A state-funded, Orthodox Jewish school has admitted that it will encourage students not to answer GCSE exam questions on "inappropriate" topics such as evolution, homosexuality and "street culture".
Yesodey Hatorah Senior Girls' School, which last year attracted national attention for censoring GCSE science questions on evolution, will advise pupils to skip questions that contradict its strict ethos, principal Rabbi Avraham Pinter told TES.
The voluntary-aided, all-girls school in North London was one of three Jewish schools visited by Ofsted in a wave of no-notice inspections in September. Its overall rating fell from outstanding to good.
Rabbi Pinter said Yesodey Hatorah would no longer redact questions after exams regulator Ofqual insisted that schools "should not be permitted to tamper with question papers prior to a student sitting an exam". However, he added: "We would say [to students], `This is the ethos of the school, you would be avoiding that question.' Not instruction but advice.
"The school has an ethos. This is what the parents want. This is the education they want for our children. We would not do anything to undermine parents' choice. There are some areas students would have minimal knowledge of.
"You're expected to have a lot of knowledge of things like The X Factor.Facebook. It's trivia. Sometimes exam bodies aim for the lowest common denominator when this is not a way of life we would encourage.We don't deal with sexuality in any form."
An Ofqual spokesman said it would be for exam boards to decide whether the school's actions constituted "malpractice".
In guidance published earlier this year, after revelations that Yesodey Hatorah had blacked out questions on creationism in a GCSE paper, Ofqual said: "Denying learners access to all the questions on a paper prevents the candidate achieving their full potential and therefore disadvantages them."
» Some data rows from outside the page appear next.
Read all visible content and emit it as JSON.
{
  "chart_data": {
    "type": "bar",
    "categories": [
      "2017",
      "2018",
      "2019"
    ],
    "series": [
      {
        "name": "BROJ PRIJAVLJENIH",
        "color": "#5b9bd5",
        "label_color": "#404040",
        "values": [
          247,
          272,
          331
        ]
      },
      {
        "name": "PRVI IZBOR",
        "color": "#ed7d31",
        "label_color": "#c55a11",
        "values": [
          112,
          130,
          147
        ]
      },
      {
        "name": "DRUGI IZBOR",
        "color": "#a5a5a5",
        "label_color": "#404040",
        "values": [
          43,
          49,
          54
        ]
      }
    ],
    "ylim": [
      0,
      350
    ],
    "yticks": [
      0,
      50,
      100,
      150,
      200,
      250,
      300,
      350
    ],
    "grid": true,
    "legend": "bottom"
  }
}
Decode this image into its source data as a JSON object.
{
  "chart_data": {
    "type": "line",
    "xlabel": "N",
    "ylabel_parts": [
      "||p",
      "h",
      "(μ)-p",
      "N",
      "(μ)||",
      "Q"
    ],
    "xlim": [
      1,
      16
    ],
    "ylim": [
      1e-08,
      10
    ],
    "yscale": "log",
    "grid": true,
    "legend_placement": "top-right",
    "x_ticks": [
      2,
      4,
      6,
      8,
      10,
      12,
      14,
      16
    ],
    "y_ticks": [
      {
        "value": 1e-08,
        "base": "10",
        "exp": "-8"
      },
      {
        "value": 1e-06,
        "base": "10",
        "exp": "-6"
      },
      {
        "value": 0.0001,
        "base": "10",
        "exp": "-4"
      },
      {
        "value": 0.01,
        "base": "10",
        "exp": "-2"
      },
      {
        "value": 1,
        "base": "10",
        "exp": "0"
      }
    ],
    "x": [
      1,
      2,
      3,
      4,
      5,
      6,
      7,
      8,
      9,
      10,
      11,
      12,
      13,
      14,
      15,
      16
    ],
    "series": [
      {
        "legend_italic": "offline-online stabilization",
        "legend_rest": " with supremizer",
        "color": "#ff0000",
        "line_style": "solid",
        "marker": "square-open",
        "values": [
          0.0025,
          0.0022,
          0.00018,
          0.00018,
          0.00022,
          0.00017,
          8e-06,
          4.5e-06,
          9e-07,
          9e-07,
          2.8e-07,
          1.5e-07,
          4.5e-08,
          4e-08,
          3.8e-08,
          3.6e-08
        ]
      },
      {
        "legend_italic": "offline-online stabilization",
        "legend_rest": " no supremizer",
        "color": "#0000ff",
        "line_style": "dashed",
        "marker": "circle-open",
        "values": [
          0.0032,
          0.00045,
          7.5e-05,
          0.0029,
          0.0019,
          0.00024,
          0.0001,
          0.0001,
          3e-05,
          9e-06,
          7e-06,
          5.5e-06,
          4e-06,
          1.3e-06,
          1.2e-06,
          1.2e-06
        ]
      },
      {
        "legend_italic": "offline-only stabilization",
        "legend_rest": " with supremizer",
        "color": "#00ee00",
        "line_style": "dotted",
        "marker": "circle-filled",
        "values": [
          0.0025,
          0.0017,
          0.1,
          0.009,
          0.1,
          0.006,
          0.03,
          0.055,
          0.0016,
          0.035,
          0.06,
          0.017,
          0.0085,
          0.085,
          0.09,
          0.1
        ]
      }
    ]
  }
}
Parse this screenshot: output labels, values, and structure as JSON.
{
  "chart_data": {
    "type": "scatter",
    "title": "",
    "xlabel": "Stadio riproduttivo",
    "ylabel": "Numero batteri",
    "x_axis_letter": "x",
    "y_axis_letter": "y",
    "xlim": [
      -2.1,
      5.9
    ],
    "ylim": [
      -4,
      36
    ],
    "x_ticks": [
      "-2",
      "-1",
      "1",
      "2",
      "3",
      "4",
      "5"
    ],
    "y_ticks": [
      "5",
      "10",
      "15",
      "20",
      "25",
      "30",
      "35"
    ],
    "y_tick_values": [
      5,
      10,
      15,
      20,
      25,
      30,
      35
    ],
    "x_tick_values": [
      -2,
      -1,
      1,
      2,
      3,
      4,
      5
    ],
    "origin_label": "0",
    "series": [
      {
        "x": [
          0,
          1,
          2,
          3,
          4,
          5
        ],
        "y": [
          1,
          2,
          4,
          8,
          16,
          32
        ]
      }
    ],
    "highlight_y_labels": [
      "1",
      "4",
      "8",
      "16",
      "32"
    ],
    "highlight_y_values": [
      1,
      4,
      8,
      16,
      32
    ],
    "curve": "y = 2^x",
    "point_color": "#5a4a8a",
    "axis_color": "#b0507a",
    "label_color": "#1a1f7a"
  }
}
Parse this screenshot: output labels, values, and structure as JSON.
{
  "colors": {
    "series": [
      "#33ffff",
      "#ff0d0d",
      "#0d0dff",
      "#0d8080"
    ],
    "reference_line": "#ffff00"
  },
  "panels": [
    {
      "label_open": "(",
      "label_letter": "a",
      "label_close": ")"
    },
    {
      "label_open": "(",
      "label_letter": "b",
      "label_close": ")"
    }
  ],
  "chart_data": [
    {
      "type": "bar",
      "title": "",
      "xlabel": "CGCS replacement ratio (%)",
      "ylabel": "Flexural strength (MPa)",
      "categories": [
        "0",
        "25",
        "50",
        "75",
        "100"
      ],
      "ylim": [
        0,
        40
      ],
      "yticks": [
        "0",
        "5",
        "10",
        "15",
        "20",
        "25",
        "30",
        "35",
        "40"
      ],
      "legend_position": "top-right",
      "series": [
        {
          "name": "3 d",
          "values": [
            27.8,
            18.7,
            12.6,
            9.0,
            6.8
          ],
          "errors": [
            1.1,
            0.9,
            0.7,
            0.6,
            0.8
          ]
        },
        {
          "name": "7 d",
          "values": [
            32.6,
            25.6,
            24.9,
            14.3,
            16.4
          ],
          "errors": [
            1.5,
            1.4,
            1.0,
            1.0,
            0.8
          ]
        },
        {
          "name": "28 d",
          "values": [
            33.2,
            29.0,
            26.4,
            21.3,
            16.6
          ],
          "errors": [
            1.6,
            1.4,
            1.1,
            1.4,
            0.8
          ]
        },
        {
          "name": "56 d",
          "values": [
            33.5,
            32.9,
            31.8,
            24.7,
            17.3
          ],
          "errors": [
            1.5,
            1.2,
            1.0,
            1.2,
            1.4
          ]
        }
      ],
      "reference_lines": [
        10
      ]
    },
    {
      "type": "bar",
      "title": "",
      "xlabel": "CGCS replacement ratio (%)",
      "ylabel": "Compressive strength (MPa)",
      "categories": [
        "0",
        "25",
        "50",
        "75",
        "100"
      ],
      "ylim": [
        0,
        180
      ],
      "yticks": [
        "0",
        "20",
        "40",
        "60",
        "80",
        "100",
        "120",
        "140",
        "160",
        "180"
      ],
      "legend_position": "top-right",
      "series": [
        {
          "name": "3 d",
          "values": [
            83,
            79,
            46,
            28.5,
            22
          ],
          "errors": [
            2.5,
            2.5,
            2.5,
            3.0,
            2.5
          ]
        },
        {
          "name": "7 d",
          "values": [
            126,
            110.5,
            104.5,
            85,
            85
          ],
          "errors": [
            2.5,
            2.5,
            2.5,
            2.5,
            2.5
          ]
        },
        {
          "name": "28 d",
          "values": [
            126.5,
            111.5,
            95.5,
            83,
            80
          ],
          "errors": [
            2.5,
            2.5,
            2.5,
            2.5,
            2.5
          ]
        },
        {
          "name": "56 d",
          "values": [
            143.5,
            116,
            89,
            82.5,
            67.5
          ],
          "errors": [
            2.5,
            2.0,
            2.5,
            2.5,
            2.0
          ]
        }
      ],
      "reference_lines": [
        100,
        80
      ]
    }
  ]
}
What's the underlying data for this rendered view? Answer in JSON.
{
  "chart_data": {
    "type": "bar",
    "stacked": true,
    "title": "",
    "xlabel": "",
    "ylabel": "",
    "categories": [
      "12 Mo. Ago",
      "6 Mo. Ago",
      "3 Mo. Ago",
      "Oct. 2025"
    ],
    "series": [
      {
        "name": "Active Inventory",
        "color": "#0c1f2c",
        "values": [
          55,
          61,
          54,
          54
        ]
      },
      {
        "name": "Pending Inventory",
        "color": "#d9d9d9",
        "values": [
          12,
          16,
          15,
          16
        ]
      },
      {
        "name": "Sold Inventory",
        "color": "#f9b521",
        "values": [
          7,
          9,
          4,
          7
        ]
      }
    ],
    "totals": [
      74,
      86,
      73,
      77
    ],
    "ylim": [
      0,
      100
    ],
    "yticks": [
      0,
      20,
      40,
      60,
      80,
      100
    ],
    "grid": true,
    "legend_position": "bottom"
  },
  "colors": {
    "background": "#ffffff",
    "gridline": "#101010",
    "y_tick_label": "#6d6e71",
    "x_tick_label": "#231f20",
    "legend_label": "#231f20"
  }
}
But Rabbi Pinter said students were prepared to lose marks. "This is part of education," he said. "Sometimes you pay a price for what you believe in, sometimes there are consequences. You proudly give up these marks; that's how [students] feel."
Stephen Evans, campaigns manager for the National Secular Society, said this was an "intellectual betrayal" of the school's pupils. "Advising young people not to answer exam questions is clearly not in the students' best interests," he added.
Jonathan Rabson, executive director of the National Association of Jewish Orthodox Schools (Najos), said some of his members advised students not to answer certain questions.
"Our parents trust us to ensure that our pupils are protected from elements that they do not wish them to be exposed to," he added. "We have to tread very carefully: we do not want to do anything illegal and we want our pupils to have the opportunity for broad education and choice."
Rabbi Pinter said his school's no-notice inspection was a result of unspecified complaints made to Ofsted that were subsequently proven to be "completely unfounded". Two other Jewish schools were included in the wave of around 40 unannounced inspections carried out in September.
The overall grade of London's JFS, the largest Jewish school in Europe, fell from outstanding to requires improvement. This prompted complaints from Najos that its schools were being unfairly targeted, with inspectors asking students inappropriate questions about sex and creating a "climate of hostility".
But Rabbi Pinter voiced support for the no-notice approach. "There has been some criticism in other schools, but.[the inspectors] were very respectful, understood the school's ethos and we didn't have any issues."